The local small businessmen outraged him. "Were it not too tedious," he wrote Governor Dinwiddie in October of 1757, "I could give your honor such instances of the villainous behavior of these tippling housekeepers as would astonish any person." The local professionals did not escape his ire. "The country has great objections," he complained to Robert Stewart, "to certain medical men, these occasional quacks whose only study is to swell their bills and to make their profit of the country."
The militia were obstinate, self-willed, perverse, of little or no service to the people and very burdensome to the country. "Every mean individual has his own crude notion of things," he wrote, "and must undertake to direct. If his advise is neglected, he thinks himself slighted, abused, and injured."
In general, Washington's taste of disorder on the frontier contributed to his lifelong suspicion and wariness of the masses. He was willing to risk everything for them. But this did not mean that he regarded them as competent to make decisions that he often felt better left to their superiors.
By the beginning of 1759, Virginia's role in the French and Indian War was largely over, and by 1758 Washington had had enough of regimental life. As valuable as the practical aspects of his military experience had been during his years on the frontier, it is hard to discern in the young martial Washington the qualities that later set him apart from other men.
After the war: preparing for a public career
After his return from the war, in 1758, he had for the first time, in spite of the demands of his plantation, at least some leisure to contemplate the improvement of his own character. Indeed, Washington himself may not have much liked the young man his early struggles had created.
In any case, with increasing maturity he undertook to remedy his defects and embark on an agenda for improvement. What he now did, consciously or not, was to model his character on the image of the classical figures admired by his society. In Virginia he began to pay his political dues in the civilian service mandated for men of substance in the colony. He served in the House of Burgesses, and on the tour of Vestry, as a member of the Fairfax County Court. He even changed his handwriting.
He worked hard on his growing reputation among his peers, but he also cultivated the private man. Washington's pre-Revolutionary years at Mount Vernon were a nursery for his later conceptions of private responsibility, reputation and national character.

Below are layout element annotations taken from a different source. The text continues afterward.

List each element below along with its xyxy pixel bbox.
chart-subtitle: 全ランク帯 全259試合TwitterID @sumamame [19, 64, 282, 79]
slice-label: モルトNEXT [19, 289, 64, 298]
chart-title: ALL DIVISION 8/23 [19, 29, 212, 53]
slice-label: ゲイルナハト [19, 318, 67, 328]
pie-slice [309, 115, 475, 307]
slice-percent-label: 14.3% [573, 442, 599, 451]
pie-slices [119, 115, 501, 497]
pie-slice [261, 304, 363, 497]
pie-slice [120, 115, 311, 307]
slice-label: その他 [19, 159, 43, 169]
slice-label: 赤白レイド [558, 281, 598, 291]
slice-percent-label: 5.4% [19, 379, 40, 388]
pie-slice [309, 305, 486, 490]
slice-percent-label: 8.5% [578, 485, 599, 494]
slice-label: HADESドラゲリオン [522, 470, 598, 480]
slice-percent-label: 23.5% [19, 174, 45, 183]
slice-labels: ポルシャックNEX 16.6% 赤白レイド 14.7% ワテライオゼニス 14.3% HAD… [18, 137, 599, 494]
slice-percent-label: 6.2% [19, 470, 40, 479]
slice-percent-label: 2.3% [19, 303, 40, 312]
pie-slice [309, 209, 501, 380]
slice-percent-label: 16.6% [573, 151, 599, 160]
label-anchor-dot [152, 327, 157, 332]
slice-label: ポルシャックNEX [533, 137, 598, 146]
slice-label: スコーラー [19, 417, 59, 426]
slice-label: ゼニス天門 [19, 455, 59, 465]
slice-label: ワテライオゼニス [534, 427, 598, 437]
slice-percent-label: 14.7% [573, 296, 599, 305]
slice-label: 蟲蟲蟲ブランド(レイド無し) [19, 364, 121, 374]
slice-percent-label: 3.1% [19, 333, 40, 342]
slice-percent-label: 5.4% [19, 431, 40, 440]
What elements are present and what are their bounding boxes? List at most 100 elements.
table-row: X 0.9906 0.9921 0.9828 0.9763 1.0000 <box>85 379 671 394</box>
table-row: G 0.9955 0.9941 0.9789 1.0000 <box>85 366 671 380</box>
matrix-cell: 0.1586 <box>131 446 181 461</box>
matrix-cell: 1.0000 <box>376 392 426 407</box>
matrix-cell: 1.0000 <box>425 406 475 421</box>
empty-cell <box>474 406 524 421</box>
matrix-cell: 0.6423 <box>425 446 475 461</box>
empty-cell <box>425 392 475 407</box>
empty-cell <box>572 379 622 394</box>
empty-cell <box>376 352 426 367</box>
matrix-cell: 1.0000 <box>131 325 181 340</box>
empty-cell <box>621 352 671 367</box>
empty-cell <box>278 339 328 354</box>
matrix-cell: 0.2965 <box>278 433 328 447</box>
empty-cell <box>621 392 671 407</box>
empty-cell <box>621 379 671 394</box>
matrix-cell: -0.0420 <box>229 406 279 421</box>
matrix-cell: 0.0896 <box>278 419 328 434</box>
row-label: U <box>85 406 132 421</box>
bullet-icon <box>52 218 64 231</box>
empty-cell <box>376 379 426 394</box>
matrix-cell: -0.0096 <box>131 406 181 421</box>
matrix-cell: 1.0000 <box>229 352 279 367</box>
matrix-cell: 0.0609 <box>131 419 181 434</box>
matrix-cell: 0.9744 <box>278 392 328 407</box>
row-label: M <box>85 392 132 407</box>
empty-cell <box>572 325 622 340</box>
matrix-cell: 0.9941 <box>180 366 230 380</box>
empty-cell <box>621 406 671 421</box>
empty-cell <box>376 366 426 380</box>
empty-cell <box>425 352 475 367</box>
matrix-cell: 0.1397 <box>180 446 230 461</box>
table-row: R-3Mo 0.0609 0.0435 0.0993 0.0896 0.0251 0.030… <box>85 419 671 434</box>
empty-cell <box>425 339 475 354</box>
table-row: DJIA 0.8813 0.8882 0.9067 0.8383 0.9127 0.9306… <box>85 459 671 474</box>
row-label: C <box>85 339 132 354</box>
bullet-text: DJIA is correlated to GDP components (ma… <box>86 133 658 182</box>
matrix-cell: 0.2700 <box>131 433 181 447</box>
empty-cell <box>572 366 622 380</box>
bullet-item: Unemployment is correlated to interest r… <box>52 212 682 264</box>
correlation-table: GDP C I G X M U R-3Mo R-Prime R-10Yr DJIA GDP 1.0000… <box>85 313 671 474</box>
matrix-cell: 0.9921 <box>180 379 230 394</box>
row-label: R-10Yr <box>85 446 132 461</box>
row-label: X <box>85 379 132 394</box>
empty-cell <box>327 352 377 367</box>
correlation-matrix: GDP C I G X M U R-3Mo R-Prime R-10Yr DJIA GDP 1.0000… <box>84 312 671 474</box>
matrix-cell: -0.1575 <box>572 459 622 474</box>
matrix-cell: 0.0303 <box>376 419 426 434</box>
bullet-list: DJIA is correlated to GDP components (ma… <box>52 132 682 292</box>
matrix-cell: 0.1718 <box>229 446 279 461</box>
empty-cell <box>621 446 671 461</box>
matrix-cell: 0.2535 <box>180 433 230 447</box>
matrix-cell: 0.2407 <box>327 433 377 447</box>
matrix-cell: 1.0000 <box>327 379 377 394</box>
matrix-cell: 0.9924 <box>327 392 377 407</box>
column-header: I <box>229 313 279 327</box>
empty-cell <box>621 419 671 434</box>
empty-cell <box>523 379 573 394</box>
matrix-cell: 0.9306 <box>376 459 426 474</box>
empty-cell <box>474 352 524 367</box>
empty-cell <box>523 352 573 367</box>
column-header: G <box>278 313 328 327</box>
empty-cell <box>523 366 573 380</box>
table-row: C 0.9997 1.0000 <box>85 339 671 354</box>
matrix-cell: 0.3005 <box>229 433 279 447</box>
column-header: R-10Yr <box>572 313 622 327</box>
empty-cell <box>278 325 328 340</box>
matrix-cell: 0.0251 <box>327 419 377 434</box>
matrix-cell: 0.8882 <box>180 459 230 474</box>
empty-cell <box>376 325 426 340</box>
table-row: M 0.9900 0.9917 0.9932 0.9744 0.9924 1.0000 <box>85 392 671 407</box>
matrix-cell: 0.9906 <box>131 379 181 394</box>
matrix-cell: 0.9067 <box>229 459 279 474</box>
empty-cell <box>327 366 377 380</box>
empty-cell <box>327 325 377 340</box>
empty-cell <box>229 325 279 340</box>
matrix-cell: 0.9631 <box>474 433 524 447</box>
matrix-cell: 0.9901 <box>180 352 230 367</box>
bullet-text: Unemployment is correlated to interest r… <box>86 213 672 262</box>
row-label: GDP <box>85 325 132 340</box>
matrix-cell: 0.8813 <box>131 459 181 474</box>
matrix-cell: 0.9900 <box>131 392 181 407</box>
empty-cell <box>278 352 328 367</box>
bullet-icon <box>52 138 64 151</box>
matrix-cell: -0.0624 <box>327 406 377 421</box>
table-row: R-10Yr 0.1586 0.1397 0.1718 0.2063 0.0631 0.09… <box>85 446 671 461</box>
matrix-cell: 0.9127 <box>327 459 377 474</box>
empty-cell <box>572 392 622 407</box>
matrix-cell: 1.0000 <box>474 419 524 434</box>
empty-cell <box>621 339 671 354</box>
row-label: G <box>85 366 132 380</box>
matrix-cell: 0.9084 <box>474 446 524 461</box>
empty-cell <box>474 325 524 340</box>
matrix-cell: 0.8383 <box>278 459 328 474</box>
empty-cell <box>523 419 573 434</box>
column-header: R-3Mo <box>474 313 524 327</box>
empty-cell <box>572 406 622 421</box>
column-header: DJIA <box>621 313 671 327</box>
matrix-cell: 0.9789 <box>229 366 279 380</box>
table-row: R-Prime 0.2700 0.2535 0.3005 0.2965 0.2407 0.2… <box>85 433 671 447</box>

![[image]](113_2vernonsmall.jpg) |
| Graphic Material NWDNS-19-N-1587; "George Washington receiving French generals at Mount Vernon;" N; Records of the Bureau of Ships, Record Group 19; National Archives at College Park, College Park, MD. |
| George Washington and his wife Martha receiving French generals at their plantation, Mount Vernon, located in Virginia. |
He had unending plans for the improvement of his plantation. To adorn it he purchased furniture and ornaments that he could often ill afford. He avidly acquired surrounding properties to add to its size. His new methods of acquiring land, especially on the frontier, were sometimes not above reproach, as a few of his land purchases were probably the closest he ever came to sharp dealing. As for most successful planters, Washington's daily life on the plantation was one of strenuous labor. But it was a rich life personally as well. His marriage, in 1759, to Martha Dandridge Custis brought him a happy home life and control of a fortune of the first rank. He liked the barbecues and balls in Alexandria, where he could keep up with local politics. He loved gambling and the theater. Fox hunting was one of his passions. His diaries are filled with the details of hunts and of the ancestry, breeding and amorous behavior of his horses and hunting dogs.